In hopes of selling the idea to conservatives first, Rubio has been working the conservative pundit ranks on the issue for several weeks now, hoping to reverse George W. Bush’s inability to sell his own immigration reform proposal to the party’s talking heads. “What killed immigration reform when Bush ’43 tried it was radio talk,” said one veteran Republican strategist granted anonymity to speak candidly. “We don’t know if that will happen again, so far they’ve been subdued, but of course they have Obama to punch around.”
On Monday Rubio appeared on Fox News Channel with Sean Hannity, telling the conservative talk show host that “it’s a good moment to remind people and the country that the vast majority of conservatives favor legal immigration, and we don’t have a legal immigration system that works right now. And our problem with illegal immigration is that it undermines legal immigration.”
When pressed by Hannity on the idea that the 11 million (or more) people would be able to qualify for citizenship under the bill, which is by far the most controversial part of the proposed legislation, Rubio responded: “We’re not trying to punish anybody here. It’s not about that we’re angry at immigrants. It’s about the fact that we don’t want this to ever happen again and we don’t want to be unfair to the people that have done it in the right way.”
(Hannity has said that Rubio’s is the “most interesting proposal” he has heard to solve the immigration problem.)
Rubio allies insist that the issue was simply one that he — a Cuban-American Senator who had repeatedly talked about the need for the party to rethink its stance on immigration — could not avoid. Given that reality, they argue, Rubio sought to put himself in the center of the deliberations in hopes of dragging the Gang of 8 further to the ideological right in their quest for a bipartisan solution.
And, there’s little question that Rubio’s involvement gives other conservative Senators — and even House Members — cover if they want to be for the immigration compromise.
But, all of that doesn’t mitigate the political risk for Rubio in getting so far forward on the issue. In a November Washington Post-ABC News poll, just more than one in three (37 percent) of self-identified Republicans supported a “path to citizenship” for those in the country illegally as compared to 71 percent of Democrats and 59 percent of Independents who favored some sort of path.

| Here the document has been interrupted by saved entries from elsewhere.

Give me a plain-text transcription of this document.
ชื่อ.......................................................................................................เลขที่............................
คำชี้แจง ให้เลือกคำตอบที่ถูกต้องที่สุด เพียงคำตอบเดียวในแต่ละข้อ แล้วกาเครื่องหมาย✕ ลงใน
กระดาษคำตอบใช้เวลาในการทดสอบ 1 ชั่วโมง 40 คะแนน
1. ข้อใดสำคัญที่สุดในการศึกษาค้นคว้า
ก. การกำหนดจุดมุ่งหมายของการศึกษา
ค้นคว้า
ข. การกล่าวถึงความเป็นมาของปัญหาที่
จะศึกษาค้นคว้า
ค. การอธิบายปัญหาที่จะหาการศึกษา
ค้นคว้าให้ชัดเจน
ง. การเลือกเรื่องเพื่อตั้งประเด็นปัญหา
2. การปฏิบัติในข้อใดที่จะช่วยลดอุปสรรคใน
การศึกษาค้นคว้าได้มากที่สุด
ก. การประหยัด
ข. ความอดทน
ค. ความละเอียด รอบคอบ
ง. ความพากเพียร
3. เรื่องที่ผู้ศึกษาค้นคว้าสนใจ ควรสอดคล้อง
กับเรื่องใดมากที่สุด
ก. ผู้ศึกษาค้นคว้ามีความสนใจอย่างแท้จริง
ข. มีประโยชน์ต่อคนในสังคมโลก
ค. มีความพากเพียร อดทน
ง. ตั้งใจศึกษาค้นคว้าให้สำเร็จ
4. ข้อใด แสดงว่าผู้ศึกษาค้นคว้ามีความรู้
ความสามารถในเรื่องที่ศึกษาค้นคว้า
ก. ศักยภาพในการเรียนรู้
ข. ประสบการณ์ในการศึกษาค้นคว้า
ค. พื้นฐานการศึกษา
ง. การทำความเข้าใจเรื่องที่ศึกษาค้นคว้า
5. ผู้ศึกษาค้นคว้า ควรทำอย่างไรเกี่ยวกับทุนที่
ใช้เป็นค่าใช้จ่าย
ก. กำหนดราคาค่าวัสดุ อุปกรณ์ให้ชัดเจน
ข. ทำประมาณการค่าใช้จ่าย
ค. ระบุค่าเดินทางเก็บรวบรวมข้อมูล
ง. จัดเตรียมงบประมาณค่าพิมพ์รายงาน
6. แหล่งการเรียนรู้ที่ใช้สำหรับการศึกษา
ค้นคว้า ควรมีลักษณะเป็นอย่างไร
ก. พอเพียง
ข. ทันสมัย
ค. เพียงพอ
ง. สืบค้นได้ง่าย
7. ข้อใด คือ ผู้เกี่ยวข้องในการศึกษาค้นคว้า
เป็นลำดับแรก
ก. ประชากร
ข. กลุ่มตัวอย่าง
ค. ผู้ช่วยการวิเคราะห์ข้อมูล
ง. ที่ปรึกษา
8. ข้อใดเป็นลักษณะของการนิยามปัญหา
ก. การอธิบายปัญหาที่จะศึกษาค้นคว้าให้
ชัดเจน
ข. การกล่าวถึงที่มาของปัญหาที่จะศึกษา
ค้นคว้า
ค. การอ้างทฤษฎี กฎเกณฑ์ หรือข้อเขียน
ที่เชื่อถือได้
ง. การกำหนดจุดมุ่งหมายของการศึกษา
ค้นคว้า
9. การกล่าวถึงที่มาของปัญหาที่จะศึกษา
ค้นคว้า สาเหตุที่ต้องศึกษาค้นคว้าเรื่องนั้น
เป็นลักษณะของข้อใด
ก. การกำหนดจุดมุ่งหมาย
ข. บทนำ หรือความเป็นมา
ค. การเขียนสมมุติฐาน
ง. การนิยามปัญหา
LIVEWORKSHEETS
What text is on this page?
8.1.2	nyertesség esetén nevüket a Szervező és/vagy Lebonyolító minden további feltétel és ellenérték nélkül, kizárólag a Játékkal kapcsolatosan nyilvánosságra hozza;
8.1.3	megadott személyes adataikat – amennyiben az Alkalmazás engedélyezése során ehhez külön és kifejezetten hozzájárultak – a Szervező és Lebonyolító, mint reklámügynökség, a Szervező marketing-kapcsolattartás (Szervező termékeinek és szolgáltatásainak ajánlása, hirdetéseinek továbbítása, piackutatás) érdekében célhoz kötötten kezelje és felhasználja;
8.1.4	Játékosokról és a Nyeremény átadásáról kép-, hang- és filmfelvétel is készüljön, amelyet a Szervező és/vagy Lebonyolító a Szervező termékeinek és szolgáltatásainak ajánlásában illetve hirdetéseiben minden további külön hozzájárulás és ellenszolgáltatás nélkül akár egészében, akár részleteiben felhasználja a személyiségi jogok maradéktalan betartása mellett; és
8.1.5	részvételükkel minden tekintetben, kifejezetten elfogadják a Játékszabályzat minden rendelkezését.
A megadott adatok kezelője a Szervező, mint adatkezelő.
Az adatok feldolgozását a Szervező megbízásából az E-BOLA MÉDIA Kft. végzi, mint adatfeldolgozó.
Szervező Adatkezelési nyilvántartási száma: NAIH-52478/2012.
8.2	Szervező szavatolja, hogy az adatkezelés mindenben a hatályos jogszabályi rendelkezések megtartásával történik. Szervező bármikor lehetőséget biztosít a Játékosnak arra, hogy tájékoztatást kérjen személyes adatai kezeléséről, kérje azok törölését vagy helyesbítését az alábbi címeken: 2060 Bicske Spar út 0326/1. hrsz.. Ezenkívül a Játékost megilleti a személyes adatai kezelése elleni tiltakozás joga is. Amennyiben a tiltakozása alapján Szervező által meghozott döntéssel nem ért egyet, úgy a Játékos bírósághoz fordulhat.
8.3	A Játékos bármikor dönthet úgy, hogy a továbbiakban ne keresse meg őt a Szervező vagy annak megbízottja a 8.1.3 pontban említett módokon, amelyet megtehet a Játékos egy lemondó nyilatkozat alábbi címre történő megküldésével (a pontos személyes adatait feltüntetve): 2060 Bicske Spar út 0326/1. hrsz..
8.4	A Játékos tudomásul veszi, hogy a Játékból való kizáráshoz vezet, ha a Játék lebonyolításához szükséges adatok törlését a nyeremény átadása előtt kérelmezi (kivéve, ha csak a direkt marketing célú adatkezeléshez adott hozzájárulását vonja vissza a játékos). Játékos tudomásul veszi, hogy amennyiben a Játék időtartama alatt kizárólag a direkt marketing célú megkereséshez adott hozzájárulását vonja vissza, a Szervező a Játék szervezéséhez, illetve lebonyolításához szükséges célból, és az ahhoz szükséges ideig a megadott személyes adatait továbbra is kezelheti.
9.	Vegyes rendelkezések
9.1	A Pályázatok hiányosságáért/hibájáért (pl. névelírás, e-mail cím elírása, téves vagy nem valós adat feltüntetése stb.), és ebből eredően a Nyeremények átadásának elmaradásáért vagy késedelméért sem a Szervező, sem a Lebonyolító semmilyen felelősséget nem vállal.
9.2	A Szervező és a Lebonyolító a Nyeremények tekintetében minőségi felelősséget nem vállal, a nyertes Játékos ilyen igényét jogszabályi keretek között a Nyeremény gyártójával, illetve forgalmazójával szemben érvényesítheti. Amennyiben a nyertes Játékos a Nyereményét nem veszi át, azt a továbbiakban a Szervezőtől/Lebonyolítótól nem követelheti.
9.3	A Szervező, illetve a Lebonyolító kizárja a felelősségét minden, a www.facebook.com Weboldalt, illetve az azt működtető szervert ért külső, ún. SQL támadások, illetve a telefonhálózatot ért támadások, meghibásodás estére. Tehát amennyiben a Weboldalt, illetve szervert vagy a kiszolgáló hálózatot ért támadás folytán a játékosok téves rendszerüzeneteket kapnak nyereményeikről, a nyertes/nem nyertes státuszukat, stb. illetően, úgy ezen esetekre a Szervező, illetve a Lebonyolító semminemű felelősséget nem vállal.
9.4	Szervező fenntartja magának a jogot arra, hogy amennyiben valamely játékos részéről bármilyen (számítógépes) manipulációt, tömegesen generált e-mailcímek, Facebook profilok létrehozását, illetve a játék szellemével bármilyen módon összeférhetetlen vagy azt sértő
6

There’s also a reason why Mitt Romney chose to back the idea of “self deportation” during the Republican primary process — knowing that anything that smelled of a path to citizenship would be labeled “amnesty” by conservatives and confirm the idea that the former Massachusetts governor was insufficiently loyal to core principles.
Now, Rubio is not Romney. He came to national prominence as the face of the tea party movement in 2010 when he drove moderate (at best) Gov. Charlie Crist from the open Senate seat race in the Sunshine State. There are few people in the party who question that Rubio is a committed conservative and, as a result, he may have a bit more room to roam.
“Senator Rubio’s path to the Senate provides some inoculation to the downside risk because he has ‘street cred’ with the coalition of the party that has the greatest concern about this issue,” said Rob Jesmer, former executive director of the National Republican Senatorial Committee and now a partner at FP1 Strategies.
What Rubio is clearly hoping for is to be seen among the GOP smart set as the sort of Republican who is able to take on big challenges and work across the aisle with Democrats all while — and this is critically important to his political future — retaining his core conservative principles.
It’s a delicate balancing act but one that Rubio can’t go back on now that he has stepped out on the high wire. Slip and there is no political net below to catch him. Make it to the other side and his cache within the party — already high — will soar.
“If Rubio helps lead us into sanity on the issue it would be great for him and very good for the GOP,” said Ed Rogers, a Republican lobbyist and longtime operative. “We need a savior on immigration.”